Using technology as distraction therapy is not a new concept. But what separates Stanford's VR programming is that it includes special considerations for the medical environment. Stanford University's science, technology, medical, research and clinical teams have tapped neighboring Silicon Valley experts to adapt existing VR technologies and create new experiences that address the unique needs of young hospital patients.

Currently, an ongoing study that aims to examine the correlation between anxiety and pain is being conducted on hundreds of patients who are between the ages of 6 and 18 years old. In Stanford’s tailored VR experience, the clinician can adjust the orientation of the game in real time, including changing the so-called “cognitive load” of the content to adapt the experience to a particular phase of a procedure. This customized approach allows providers to maximize distraction efforts before and during minor medical procedures such as IV placement, wound care, and cast or surgical pin removal. This tailored experience includes using faster music, more colors or increased game play. The VR experience was also reoriented so that the child could play while lying in bed or in other positions unique to a clinical setting.

“We’ve published case studies showing that new, customized VR experiences decrease patients’ anxiety and their perception of pain,” said study co-author Thomas Caruso, MD, clinical associate professor of anesthesiology, perioperative and pain medicine at Stanford Children's Health. “The randomized trial is ongoing, and we are currently expanding use of the technology into new clinical settings, including with laboring mothers for epidural placements.”

Caruso and Rodriguez note that while further studies are needed to quantify the anxiety-reducing and pain-reducing effects of VR technology, their case series demonstrates the feasibility of using this VR experience in a wide variety of clinical settings as a non-pharmacological treatment that can safely distract patients while limiting their movement.
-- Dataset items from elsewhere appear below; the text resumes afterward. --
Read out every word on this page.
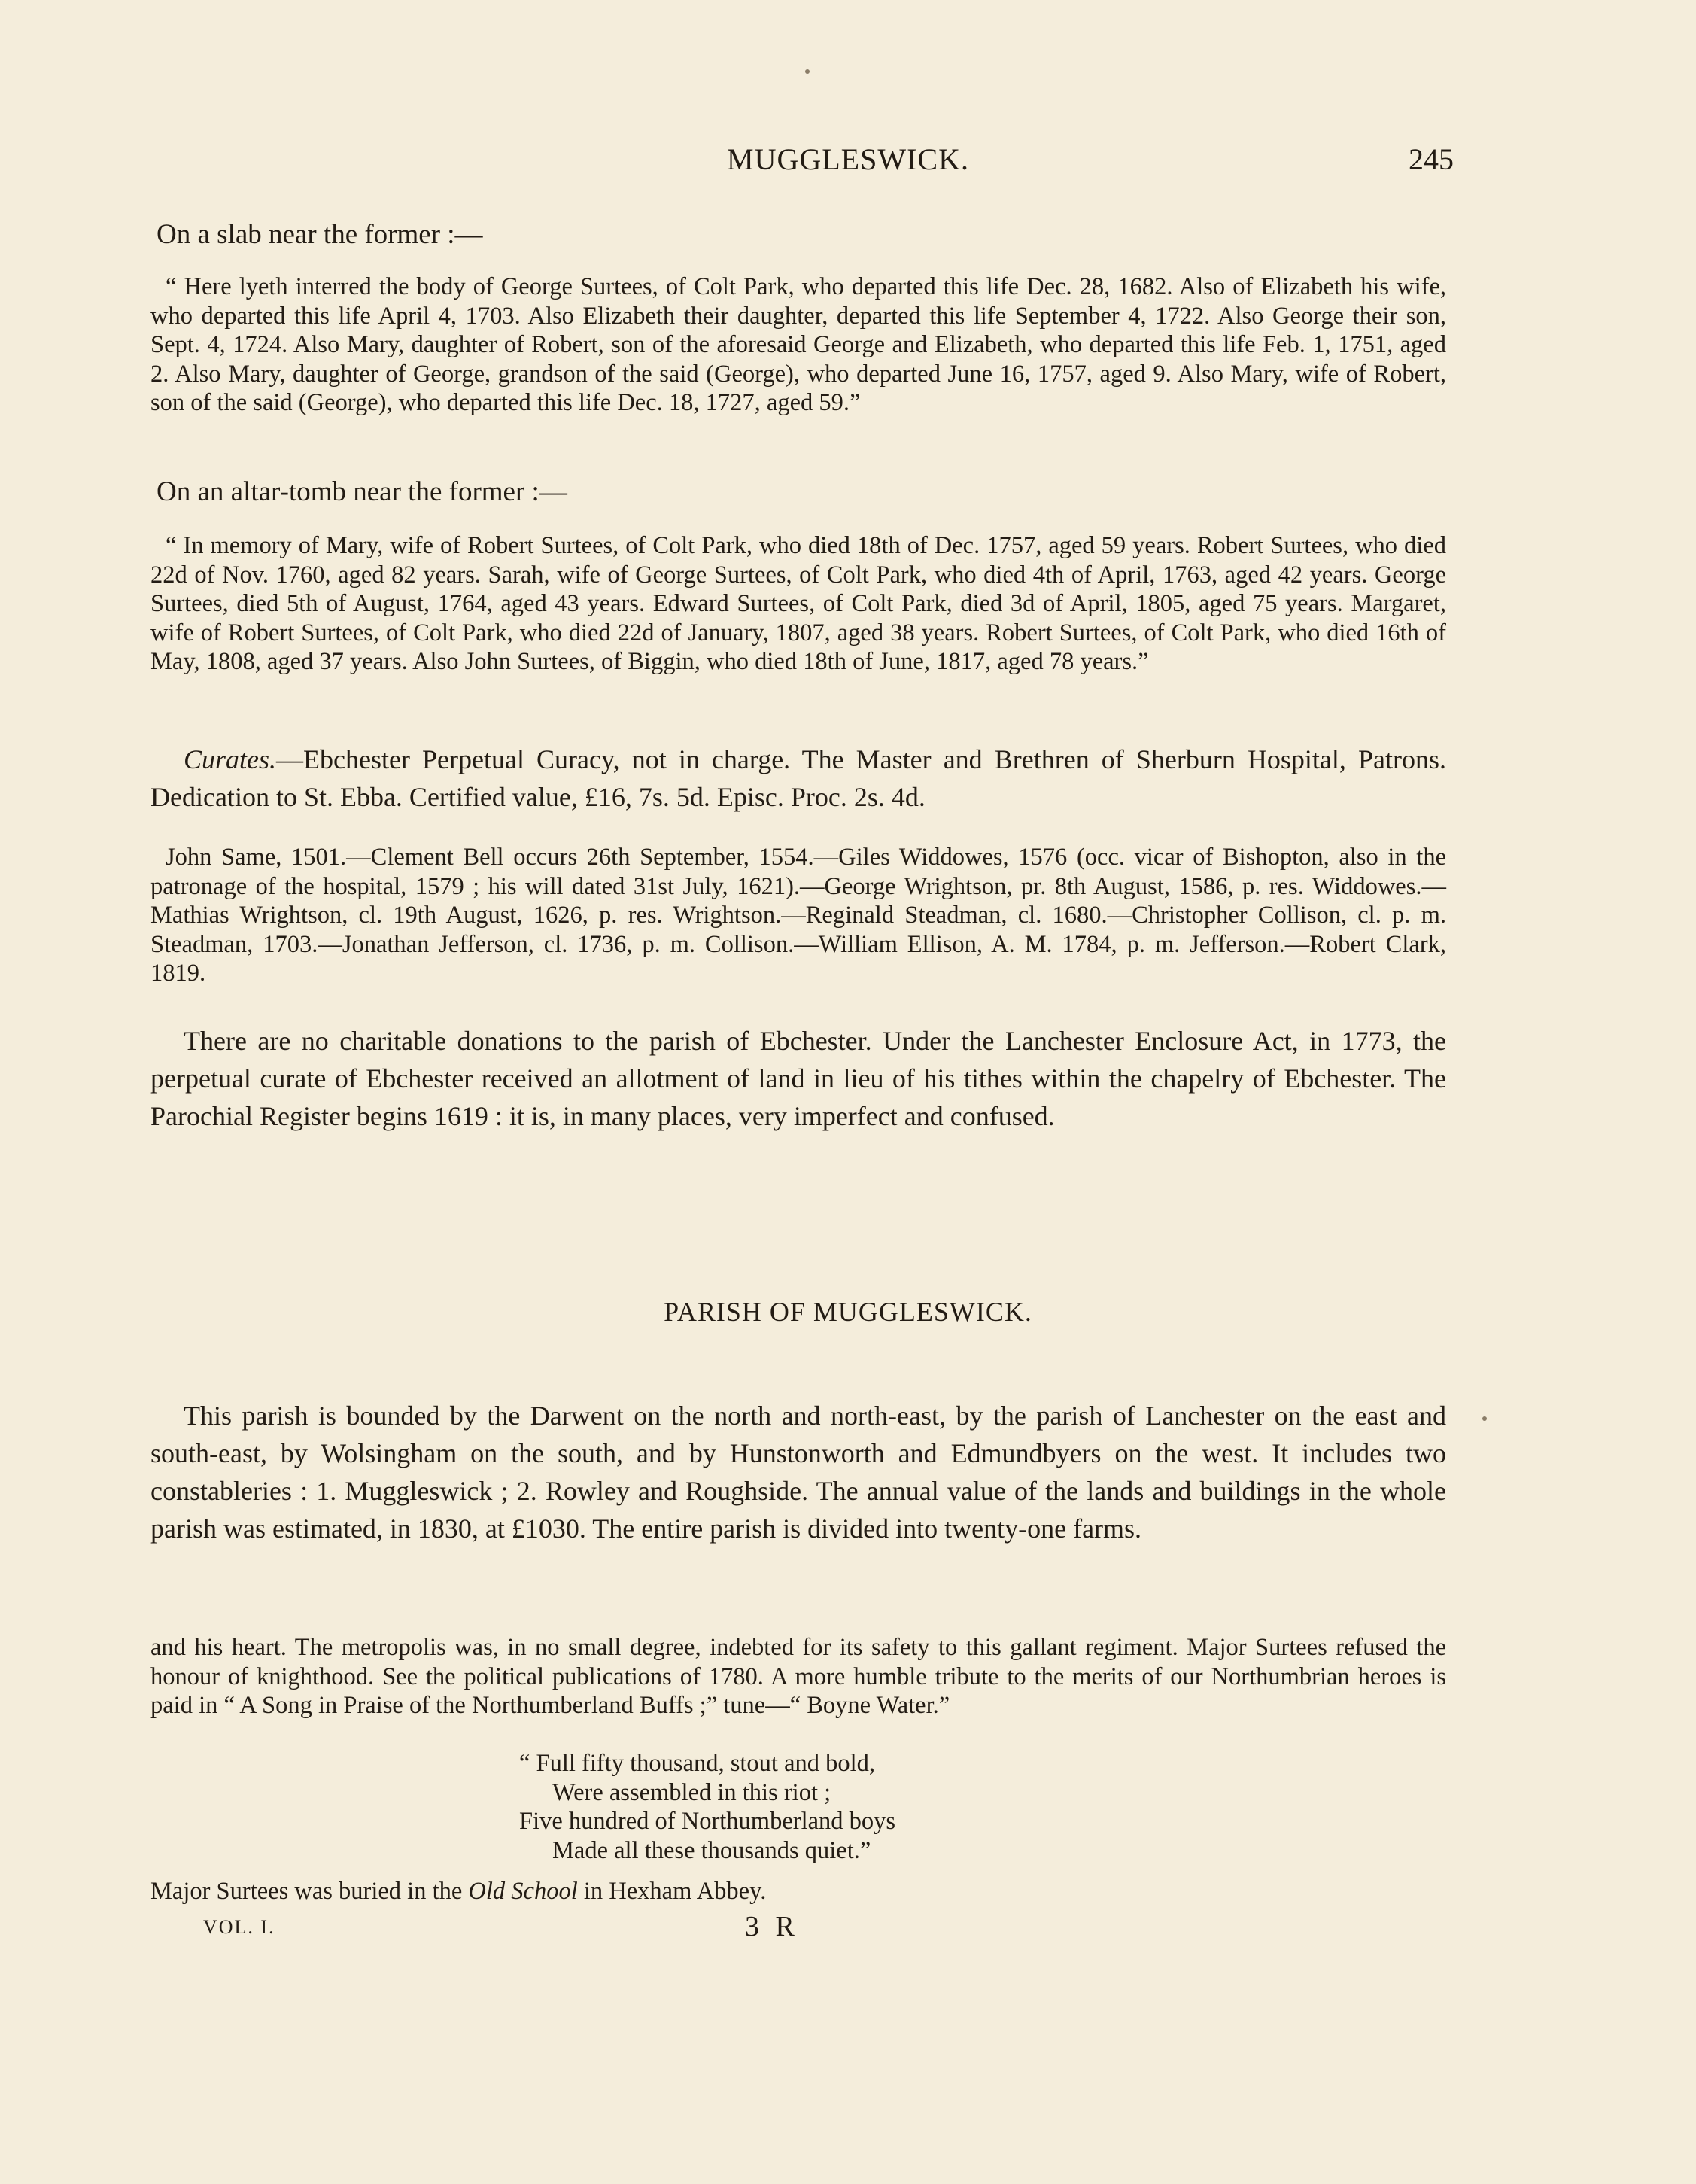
MUGGLESWICK.	245

On a slab near the former :—

“ Here lyeth interred the body of George Surtees, of Colt Park, who departed this life Dec. 28, 1682. Also of Elizabeth his wife, who departed this life April 4, 1703. Also Elizabeth their daughter, departed this life September 4, 1722. Also George their son, Sept. 4, 1724. Also Mary, daughter of Robert, son of the aforesaid George and Elizabeth, who departed this life Feb. 1, 1751, aged 2. Also Mary, daughter of George, grandson of the said (George), who departed June 16, 1757, aged 9. Also Mary, wife of Robert, son of the said (George), who departed this life Dec. 18, 1727, aged 59.”

On an altar-tomb near the former :—

“ In memory of Mary, wife of Robert Surtees, of Colt Park, who died 18th of Dec. 1757, aged 59 years. Robert Surtees, who died 22d of Nov. 1760, aged 82 years. Sarah, wife of George Surtees, of Colt Park, who died 4th of April, 1763, aged 42 years. George Surtees, died 5th of August, 1764, aged 43 years. Edward Surtees, of Colt Park, died 3d of April, 1805, aged 75 years. Margaret, wife of Robert Surtees, of Colt Park, who died 22d of January, 1807, aged 38 years. Robert Surtees, of Colt Park, who died 16th of May, 1808, aged 37 years. Also John Surtees, of Biggin, who died 18th of June, 1817, aged 78 years.”

Curates.—Ebchester Perpetual Curacy, not in charge. The Master and Brethren of Sherburn Hospital, Patrons. Dedication to St. Ebba. Certified value, £16, 7s. 5d. Episc. Proc. 2s. 4d.

John Same, 1501.—Clement Bell occurs 26th September, 1554.—Giles Widdowes, 1576 (occ. vicar of Bishopton, also in the patronage of the hospital, 1579 ; his will dated 31st July, 1621).—George Wrightson, pr. 8th August, 1586, p. res. Widdowes.—Mathias Wrightson, cl. 19th August, 1626, p. res. Wrightson.—Reginald Steadman, cl. 1680.—Christopher Collison, cl. p. m. Steadman, 1703.—Jonathan Jefferson, cl. 1736, p. m. Collison.—William Ellison, A. M. 1784, p. m. Jefferson.—Robert Clark, 1819.

There are no charitable donations to the parish of Ebchester. Under the Lanchester Enclosure Act, in 1773, the perpetual curate of Ebchester received an allotment of land in lieu of his tithes within the chapelry of Ebchester. The Parochial Register begins 1619 : it is, in many places, very imperfect and confused.

PARISH OF MUGGLESWICK.

This parish is bounded by the Darwent on the north and north-east, by the parish of Lanchester on the east and south-east, by Wolsingham on the south, and by Hunstonworth and Edmundbyers on the west. It includes two constableries : 1. Muggleswick ; 2. Rowley and Roughside. The annual value of the lands and buildings in the whole parish was estimated, in 1830, at £1030. The entire parish is divided into twenty-one farms.

and his heart. The metropolis was, in no small degree, indebted for its safety to this gallant regiment. Major Surtees refused the honour of knighthood. See the political publications of 1780. A more humble tribute to the merits of our Northumbrian heroes is paid in “ A Song in Praise of the Northumberland Buffs ;” tune—“ Boyne Water.”

“ Full fifty thousand, stout and bold,

Were assembled in this riot ;

Five hundred of Northumberland boys

Made all these thousands quiet.”

Major Surtees was buried in the Old School in Hexham Abbey.

VOL. I.	3 R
Smiling through an IV poke

There’s no easy cure-all for managing pain or anxiety, but immersive and mobile technologies hold great promise. Molly Pearson, a Child Life therapist, says VR has been a tremendous help in easing patients’ anxiety and pain in the hospital's surgical and imaging centers as well as in the emergency department. "We use the VR googles before placing in an IV, and it's amazing how quickly even the most anxious kids are transported temporarily. They escape their surroundings to the point they don't even realize we've completed the procedure," she said. Another exciting benefit is that VR is being used in the hospital as a replacement for pain medication in some cases. "I had a 10-year-old patient use VR with only a local anesthetic so the patient could be awake during a treatment that usually requires full general anesthesia," she said. "Instead, the patient was able to walk out the door the same day."

What is most exciting to the teams across Stanford Children's Health is the idea of transforming a very stressful experience into something that's actually fun while improving the quality and safety of treatments. There are practitioners across the organization who are seeing great results.

"Kids who were crying or trying to run away from a shot ask if they can have one in hopes that they’ll get to use the VR device," said Rebecca L. Seekamp, MD, a primary care physician at Stanford Family Medicine in Palo Alto. "We can't make shots painless, but we can change the experience to minimize fear and pain. That is powerful!"